Final answer:
To find the final image distance from the converging lens, the thin-lens equation is used for both the diverging and converging lenses in succession. The distance of the first image from the diverging lens becomes the object distance for the converging lens after adjusting for the lens separation. The calculated distance from the converging lens to the image is positive for real images and negative for virtual ones.
Step-by-step explanation:
To determine how far to the right of the converging lens the final image of a flower will be, we start by using the thin-lens equation 1/f = 1/do + 1/di for each lens individually. For a diverging lens, the focal length (f) is taken as negative, while for a converging lens, it's positive. The distance of the object (do) is the distance between the object and the diverging lens, and the distance of the image (di) will be the result we are solving for. The magnification (m) can also be calculated from m = -di/do for each lens separately.

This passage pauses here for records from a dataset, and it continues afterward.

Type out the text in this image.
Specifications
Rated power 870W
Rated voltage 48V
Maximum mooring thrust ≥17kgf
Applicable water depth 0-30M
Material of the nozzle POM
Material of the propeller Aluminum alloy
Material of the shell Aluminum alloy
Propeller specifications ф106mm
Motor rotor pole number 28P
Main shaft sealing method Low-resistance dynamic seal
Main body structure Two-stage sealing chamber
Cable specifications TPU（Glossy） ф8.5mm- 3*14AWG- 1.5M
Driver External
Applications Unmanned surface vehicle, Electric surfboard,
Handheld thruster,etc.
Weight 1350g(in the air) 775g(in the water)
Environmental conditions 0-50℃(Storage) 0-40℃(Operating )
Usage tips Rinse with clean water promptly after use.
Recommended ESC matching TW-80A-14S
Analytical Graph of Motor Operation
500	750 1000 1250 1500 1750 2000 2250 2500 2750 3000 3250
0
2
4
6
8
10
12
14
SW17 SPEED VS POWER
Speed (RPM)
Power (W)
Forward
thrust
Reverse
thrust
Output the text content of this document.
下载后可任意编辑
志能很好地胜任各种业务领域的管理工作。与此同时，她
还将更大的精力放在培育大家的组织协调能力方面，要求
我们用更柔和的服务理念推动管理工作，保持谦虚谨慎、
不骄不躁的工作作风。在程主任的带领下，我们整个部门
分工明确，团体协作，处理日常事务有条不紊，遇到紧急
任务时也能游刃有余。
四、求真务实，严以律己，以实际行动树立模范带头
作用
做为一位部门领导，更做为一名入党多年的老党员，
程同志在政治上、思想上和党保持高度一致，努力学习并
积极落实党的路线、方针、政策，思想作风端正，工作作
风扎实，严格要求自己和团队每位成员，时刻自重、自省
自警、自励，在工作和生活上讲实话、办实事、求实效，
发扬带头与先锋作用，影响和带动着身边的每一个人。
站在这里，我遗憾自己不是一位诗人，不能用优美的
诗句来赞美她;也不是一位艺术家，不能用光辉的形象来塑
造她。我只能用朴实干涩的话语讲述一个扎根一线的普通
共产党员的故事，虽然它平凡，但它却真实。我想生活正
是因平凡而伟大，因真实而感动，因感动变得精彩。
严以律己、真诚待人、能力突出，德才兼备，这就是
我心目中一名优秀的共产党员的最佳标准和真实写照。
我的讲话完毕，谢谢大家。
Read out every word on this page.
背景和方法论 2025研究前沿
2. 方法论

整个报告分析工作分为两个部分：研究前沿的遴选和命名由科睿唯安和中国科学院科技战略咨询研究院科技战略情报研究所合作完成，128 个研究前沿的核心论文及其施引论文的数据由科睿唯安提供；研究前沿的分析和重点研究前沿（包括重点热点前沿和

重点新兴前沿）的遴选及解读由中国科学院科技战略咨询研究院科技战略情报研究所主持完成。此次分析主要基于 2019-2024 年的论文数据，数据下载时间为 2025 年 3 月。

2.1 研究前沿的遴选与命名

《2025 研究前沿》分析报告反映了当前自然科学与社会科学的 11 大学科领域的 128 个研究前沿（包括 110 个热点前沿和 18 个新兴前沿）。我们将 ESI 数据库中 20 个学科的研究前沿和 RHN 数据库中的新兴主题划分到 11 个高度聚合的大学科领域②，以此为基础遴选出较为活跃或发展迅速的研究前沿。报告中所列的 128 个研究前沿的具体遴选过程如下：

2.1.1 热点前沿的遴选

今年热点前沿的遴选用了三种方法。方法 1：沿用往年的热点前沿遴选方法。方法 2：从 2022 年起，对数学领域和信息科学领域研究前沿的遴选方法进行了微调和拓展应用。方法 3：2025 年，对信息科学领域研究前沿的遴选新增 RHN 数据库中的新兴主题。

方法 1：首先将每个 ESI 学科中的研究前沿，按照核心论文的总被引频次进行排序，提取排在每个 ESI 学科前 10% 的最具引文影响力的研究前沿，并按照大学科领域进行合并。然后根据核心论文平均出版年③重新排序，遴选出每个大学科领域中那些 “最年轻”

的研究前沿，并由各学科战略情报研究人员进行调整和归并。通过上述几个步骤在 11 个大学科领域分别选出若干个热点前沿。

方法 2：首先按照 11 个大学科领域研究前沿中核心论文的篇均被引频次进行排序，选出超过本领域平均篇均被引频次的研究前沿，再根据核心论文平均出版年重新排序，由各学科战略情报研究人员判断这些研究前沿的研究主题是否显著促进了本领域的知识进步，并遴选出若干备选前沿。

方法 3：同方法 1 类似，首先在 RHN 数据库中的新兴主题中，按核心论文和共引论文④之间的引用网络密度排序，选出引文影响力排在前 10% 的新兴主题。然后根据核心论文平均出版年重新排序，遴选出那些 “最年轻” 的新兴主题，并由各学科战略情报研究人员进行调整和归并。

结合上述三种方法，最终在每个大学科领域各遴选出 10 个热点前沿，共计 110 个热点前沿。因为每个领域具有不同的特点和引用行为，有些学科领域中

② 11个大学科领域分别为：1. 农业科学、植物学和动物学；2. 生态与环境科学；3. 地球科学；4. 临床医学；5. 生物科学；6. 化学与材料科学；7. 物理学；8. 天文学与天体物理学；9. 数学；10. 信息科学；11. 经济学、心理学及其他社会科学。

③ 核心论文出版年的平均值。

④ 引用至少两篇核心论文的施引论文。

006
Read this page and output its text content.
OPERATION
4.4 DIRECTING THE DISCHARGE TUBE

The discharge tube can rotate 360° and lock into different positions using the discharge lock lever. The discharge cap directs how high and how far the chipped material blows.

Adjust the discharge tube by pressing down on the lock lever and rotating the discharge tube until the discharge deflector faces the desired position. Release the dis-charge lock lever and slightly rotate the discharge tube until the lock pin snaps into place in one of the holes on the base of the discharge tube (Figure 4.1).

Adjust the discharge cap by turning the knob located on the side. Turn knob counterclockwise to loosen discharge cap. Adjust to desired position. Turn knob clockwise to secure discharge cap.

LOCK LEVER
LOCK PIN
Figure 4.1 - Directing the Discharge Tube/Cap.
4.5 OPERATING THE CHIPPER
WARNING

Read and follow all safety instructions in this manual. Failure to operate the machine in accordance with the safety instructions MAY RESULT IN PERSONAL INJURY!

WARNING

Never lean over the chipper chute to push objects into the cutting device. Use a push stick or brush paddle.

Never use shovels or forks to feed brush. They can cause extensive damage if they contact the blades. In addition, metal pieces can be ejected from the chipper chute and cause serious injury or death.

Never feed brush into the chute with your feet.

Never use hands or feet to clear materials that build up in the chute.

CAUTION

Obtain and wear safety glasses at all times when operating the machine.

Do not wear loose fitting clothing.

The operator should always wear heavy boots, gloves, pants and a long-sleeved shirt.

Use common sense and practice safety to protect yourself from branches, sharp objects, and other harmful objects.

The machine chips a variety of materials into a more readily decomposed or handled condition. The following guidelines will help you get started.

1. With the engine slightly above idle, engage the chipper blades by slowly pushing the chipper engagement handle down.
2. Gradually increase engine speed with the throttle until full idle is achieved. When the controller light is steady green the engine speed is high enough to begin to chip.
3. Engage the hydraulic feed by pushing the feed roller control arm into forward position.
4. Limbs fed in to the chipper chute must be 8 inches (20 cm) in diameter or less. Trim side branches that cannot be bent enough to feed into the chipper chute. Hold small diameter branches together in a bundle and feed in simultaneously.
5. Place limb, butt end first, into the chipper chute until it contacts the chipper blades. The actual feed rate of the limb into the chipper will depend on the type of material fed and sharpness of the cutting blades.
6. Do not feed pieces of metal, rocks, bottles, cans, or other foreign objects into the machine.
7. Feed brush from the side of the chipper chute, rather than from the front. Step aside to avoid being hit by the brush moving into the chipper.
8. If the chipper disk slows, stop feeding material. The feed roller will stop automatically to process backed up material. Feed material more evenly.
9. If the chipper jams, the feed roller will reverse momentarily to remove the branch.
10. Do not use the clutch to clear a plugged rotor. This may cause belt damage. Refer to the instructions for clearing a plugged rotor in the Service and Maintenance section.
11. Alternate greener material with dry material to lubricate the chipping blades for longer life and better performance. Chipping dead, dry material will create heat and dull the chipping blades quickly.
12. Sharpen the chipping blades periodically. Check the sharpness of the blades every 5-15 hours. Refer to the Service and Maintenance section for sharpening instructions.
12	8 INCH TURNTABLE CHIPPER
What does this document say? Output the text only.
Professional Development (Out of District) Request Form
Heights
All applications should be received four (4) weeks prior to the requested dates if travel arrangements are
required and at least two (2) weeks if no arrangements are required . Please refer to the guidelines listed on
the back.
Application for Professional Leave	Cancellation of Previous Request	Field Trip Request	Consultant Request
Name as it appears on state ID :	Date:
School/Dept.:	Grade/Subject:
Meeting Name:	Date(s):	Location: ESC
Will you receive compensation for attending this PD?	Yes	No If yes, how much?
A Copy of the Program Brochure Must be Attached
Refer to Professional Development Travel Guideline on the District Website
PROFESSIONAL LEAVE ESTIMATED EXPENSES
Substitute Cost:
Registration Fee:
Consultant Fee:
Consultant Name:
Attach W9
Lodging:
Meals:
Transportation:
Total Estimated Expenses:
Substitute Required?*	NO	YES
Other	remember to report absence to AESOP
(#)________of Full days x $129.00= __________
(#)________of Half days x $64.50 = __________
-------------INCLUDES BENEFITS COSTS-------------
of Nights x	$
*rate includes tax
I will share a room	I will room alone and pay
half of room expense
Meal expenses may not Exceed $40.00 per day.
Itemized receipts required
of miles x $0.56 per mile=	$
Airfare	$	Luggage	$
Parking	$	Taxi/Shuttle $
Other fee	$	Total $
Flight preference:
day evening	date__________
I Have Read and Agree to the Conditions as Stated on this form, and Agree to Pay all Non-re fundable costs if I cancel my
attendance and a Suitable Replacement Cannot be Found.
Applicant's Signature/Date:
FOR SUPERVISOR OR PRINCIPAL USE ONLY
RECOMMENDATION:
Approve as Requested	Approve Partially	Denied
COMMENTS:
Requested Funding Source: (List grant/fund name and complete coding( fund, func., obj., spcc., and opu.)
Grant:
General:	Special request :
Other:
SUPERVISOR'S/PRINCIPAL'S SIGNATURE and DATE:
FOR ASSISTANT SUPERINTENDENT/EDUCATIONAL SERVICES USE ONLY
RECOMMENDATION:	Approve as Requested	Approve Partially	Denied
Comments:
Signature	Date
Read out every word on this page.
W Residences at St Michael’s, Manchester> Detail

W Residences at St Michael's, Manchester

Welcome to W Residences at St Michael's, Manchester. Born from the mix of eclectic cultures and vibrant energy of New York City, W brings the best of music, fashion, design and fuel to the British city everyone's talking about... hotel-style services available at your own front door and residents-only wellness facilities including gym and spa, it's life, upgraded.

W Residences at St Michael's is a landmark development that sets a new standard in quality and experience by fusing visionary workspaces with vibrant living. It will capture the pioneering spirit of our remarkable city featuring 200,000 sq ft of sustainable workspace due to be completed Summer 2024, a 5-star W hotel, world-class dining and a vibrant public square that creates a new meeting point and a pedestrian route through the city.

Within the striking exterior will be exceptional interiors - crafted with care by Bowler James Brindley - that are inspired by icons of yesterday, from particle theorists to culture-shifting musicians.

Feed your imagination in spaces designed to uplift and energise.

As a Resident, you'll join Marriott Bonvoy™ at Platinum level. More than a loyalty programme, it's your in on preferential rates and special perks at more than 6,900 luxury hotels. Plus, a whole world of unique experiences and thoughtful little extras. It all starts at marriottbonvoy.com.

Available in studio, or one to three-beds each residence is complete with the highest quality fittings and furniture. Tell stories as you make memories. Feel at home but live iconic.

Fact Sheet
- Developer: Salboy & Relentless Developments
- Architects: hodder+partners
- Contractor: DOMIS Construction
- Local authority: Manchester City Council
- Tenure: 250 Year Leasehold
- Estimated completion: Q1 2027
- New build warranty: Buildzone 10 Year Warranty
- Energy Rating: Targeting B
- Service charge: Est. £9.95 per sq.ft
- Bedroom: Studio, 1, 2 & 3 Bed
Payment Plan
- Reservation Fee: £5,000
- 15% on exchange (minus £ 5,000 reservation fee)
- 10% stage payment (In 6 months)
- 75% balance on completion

However, this problem requires two steps since there are two lenses. After finding the image distance from the diverging lens, this image serves as a virtual object for the converging lens. The distance between the two lenses must be subtracted from this image distance to find the correct object distance for the second lens. Once we have this new object distance (do') for the converging lens, we use its focal length to find the final image distance (di') relative to the converging lens using the thin-lens equation again.
The sign of the resulting di' tells us the nature of the image. If di' is positive, the image is real and on the opposite side of the light entry, if negative, it's virtual and on the same side as the light entry. The final distance from the converging lens to the real image is the absolute value of di' if di' is positive.